Factbox: All the president’s countries featured so far in ex-Trump adviser’s book

(Reuters) – China was not the only country mentioned in a litany of allegations that former national security adviser John Bolton makes about U.S. President Donald Trump in excerpts here published on Wednesday of his book, “The Room Where It Happened: A White House Memoir.”

The following are other countries that feature in reports about Bolton’s book on his 17 months in Trump’s administration:


Trump confused the current and former presidents of Afghanistan multiple times, the Washington Post reported. The United States has been at war in Afghanistan for 18 years.


Trump reversed penalties on Chinese telecommunications firm ZTE and, the following year, offered to reverse criminal prosecution against Huawei, seeing disputes involving the two firms not as policy issues but “an opportunity to make personal gestures to Xi,” one excerpt said, referring to Chinese President Xi Jinping.

The U.S. president also played down the significance of Taiwan and developments involving Hong Kong and China’s treatment of Uighur citizens, telling Xi at a June 2019 meeting that Xi should go ahead with building concentration camps in Xinjiang, according to the excerpt.

Trump also told Xi that Americans wanted the two-term constitutional limit on presidents to be repealed for him, the excerpt said.


Trump asked his former chief of staff John Kelly if Finland was part of Russia, according to the Post.


When advisers discussed the U.S. alliance with Japan, Trump became irate and railed about Pearl Harbor. He also asked Japanese Prime Minister Shinzo Abe to help him strike a deal with Iran, the Post reported.


Trump was determined to befriend North Korean leader Kim Jong Un, deciding to give him some gifts, which violated U.S. sanctions and for which those sanctions eventually needed to be waived, the Post reported.

Bolton said Trump cared little about denuclearization efforts and only saw it as “an exercise in publicity,” according to the Post.

After the first summit with Kim in Singapore in 2018, Trump repeatedly asked about Kim’s receipt of an autographed copy of Elton John’s “Rocket Man” on CD during Pompeo’s visit afterward to North Korea, the Post said.

Trump had insulted Kim by calling him “Little Rocket Man” but had since sought to convince Kim it was an affectionate term.

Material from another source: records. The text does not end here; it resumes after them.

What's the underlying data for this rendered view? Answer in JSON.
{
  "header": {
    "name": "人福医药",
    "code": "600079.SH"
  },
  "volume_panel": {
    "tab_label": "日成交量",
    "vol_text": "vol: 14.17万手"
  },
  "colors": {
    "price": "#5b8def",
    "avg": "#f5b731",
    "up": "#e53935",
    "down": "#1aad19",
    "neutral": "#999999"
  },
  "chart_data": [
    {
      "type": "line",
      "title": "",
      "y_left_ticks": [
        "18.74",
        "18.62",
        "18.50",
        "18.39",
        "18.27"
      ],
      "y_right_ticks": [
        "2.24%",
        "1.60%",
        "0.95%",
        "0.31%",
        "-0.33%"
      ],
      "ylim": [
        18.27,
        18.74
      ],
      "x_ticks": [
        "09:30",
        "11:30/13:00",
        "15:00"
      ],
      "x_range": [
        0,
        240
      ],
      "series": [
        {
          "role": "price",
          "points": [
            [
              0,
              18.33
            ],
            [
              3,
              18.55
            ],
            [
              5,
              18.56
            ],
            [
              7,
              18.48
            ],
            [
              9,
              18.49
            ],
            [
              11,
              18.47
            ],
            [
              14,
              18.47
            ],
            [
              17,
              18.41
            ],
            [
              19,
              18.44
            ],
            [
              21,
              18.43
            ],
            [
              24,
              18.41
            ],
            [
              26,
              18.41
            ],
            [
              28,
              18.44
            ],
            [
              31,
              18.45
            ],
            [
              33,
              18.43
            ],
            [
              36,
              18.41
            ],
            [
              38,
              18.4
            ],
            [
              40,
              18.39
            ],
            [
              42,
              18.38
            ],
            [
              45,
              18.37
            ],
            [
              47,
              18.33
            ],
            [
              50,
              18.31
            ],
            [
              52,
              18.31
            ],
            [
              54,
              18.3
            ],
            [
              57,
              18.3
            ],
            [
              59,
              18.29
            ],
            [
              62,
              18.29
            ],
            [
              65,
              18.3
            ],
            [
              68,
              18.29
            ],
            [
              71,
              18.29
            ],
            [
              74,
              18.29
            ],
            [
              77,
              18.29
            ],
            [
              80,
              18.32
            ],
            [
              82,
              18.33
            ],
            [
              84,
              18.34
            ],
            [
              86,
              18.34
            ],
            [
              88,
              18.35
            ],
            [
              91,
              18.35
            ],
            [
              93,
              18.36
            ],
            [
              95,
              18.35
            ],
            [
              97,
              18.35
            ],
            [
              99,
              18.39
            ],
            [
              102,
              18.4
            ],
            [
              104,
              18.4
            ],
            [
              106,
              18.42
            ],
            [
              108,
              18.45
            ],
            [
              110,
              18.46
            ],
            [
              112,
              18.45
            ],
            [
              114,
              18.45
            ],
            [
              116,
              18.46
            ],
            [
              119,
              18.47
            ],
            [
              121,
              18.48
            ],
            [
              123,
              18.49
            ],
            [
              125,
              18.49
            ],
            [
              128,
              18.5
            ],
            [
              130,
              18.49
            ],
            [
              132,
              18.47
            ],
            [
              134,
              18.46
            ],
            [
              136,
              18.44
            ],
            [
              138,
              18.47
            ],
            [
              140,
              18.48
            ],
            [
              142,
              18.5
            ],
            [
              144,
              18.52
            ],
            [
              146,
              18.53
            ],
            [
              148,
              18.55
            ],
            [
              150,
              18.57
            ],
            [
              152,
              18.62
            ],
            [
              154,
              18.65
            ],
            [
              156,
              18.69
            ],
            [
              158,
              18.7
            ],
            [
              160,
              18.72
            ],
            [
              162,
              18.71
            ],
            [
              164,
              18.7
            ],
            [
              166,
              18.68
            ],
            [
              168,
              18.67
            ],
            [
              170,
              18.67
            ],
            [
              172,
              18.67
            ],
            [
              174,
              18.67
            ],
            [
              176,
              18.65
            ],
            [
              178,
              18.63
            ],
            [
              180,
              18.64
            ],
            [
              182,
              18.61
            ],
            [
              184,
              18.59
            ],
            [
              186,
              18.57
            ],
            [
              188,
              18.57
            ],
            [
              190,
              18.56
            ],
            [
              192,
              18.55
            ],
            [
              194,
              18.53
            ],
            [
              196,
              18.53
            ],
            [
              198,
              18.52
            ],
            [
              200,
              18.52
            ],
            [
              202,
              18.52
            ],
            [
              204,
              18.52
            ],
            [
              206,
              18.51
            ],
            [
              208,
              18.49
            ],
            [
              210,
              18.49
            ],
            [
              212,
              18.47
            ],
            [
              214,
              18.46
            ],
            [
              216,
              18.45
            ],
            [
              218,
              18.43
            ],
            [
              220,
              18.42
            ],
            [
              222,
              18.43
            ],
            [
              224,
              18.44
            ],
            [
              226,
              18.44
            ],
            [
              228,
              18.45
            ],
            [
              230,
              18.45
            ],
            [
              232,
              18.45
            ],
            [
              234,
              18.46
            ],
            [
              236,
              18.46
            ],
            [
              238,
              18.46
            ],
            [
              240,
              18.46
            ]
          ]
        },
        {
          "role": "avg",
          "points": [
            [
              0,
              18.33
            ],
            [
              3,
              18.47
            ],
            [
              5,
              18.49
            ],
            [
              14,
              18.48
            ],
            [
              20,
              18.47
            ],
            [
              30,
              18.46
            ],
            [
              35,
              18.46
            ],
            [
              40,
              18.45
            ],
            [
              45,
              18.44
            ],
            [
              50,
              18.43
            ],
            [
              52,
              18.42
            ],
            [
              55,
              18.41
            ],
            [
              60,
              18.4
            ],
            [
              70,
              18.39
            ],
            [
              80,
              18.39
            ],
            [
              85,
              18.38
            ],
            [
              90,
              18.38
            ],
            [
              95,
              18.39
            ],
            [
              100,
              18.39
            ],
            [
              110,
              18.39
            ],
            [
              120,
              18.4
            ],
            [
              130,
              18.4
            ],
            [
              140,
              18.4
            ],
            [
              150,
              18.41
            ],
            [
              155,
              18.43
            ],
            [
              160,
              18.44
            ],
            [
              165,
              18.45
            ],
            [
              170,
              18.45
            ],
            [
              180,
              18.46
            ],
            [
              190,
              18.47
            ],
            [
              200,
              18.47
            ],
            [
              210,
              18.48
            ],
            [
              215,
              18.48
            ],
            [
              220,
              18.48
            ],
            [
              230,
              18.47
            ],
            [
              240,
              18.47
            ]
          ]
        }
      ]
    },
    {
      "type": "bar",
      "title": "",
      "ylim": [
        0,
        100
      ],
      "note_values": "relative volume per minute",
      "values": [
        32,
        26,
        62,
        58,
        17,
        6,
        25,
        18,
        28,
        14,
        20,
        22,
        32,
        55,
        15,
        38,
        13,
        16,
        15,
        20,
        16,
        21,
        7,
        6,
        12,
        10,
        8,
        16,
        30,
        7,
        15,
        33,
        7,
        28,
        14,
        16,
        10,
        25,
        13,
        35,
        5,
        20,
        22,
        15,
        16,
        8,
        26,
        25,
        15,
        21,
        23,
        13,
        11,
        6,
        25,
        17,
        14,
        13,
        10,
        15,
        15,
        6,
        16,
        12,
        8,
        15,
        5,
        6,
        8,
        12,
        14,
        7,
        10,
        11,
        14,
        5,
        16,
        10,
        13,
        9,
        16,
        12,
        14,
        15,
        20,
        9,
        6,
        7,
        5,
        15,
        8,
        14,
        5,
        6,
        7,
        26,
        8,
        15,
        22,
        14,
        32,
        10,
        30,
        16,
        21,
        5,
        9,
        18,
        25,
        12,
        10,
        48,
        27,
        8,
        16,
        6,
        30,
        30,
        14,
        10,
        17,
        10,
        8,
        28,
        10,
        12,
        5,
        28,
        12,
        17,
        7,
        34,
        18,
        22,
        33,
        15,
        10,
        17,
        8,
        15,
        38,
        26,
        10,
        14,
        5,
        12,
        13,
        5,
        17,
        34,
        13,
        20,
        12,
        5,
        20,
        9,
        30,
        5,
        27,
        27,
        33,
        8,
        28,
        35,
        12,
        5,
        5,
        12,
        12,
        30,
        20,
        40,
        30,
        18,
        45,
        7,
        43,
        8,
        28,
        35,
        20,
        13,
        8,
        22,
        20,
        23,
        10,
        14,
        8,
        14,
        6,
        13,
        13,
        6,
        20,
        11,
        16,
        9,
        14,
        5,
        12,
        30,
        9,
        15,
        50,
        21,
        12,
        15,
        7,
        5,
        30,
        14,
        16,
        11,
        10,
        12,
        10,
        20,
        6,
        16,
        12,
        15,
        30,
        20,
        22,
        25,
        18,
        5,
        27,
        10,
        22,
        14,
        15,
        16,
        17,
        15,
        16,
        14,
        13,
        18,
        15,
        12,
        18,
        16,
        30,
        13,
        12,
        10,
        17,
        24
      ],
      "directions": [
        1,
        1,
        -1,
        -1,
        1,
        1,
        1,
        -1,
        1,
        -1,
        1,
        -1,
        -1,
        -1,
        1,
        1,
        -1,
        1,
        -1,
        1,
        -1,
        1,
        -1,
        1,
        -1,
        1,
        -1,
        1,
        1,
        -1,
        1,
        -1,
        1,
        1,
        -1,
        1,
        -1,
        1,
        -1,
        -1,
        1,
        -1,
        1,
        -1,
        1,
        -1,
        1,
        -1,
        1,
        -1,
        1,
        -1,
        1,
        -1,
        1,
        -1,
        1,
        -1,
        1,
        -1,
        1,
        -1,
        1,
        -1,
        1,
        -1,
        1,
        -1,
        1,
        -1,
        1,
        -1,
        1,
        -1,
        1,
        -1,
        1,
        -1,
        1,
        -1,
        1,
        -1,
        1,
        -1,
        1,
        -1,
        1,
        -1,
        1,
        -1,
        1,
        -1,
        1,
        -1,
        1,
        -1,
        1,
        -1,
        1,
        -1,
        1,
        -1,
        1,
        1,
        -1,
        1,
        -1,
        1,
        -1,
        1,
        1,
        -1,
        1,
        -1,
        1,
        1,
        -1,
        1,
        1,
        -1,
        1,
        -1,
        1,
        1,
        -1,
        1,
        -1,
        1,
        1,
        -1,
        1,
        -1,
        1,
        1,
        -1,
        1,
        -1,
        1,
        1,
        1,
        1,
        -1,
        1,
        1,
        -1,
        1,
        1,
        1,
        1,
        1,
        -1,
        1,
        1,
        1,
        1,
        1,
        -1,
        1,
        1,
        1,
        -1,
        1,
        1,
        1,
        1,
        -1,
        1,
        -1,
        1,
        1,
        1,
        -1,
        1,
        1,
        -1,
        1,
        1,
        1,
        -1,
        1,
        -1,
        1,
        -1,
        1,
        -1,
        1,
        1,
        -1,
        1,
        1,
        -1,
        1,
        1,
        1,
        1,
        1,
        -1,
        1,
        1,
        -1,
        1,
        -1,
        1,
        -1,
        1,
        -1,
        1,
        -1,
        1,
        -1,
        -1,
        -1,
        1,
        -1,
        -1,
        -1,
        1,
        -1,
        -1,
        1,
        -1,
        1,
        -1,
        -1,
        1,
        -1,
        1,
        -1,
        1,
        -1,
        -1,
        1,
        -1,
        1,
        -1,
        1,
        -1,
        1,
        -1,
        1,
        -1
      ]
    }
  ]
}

But Pompeo had not seen Kim in North Korea. Getting the CD to Kim remained a priority for several months, the Post reported. It was not immediately clear if Kim received the recording.


Trump told Defense Secretary James Mattis that Russia should take care of the Islamic State militant group, according to the Post.


In 2018, Trump wrote a defense of Saudi Crown Prince Mohammad bin Salman amid outcry over the killing of journalist and prominent royal critic, Jamal Khashoggi.

The main goal of the defense was to distract from news coverage of Trump’s daughter, Ivanka Trump, using her personal email for government business, the Post reported Bolton saying – something Trump had repeatedly lambasted his opponent, Hillary Clinton, for doing during the 2016 election.


Turkish President Tayyip Erdogan gave Trump a memo saying a Turkish firm under investigation by the U.S. attorney for the Southern District of New York for violating Iranian sanctions was innocent.

“Trump then told Erdogan he would take care of things, explaining that the Southern District prosecutors were not his people, but were Obama people, a problem that would be fixed when they were replaced by his people,” Bolton wrote, according to the Washington Post.

At one point, Bolton learned a top Trump adviser, Jared Kushner, would be calling Turkey’s finance minister because he was Erdogan’s son-in-law, referring to it as “this new ‘son-in-law channel.’”

When Bolton informed U.S. Secretary of State Mike Pompeo of the call, Pompeo was furious “because this was one more example of Kushner’s doing international negotiations he shouldn’t have been doing (along with the never quite ready Middle East peace plan),” according to the Post.


Bolton broadly confirmed allegations that Trump pressed Ukraine to investigate Trump’s political rival, former U.S. Vice President Joe Biden, in a bid to help Trump win his November re-election bid, according to U.S. media reports.

Trump became the third U.S. president to face impeachment, but he remained in office after a Senate vote that largely fell along partisan lines.


In a meeting with Theresa May, who was Britain’s prime minister at the time, Trump interjected asking if London was a nuclear power, according to the Post.


Trump said invading Venezuela would be “cool” and the country was “really part of the United States,” the Post said.

The United States has recognized Juan Guaido, the head of the Venezuelan national assembly, as the country’s leader, a move that Trump approved.

But within 30 hours, Trump worried that Guaido looked weak compared to “tough” Nicolas Maduro and considered changing course, according to the Post.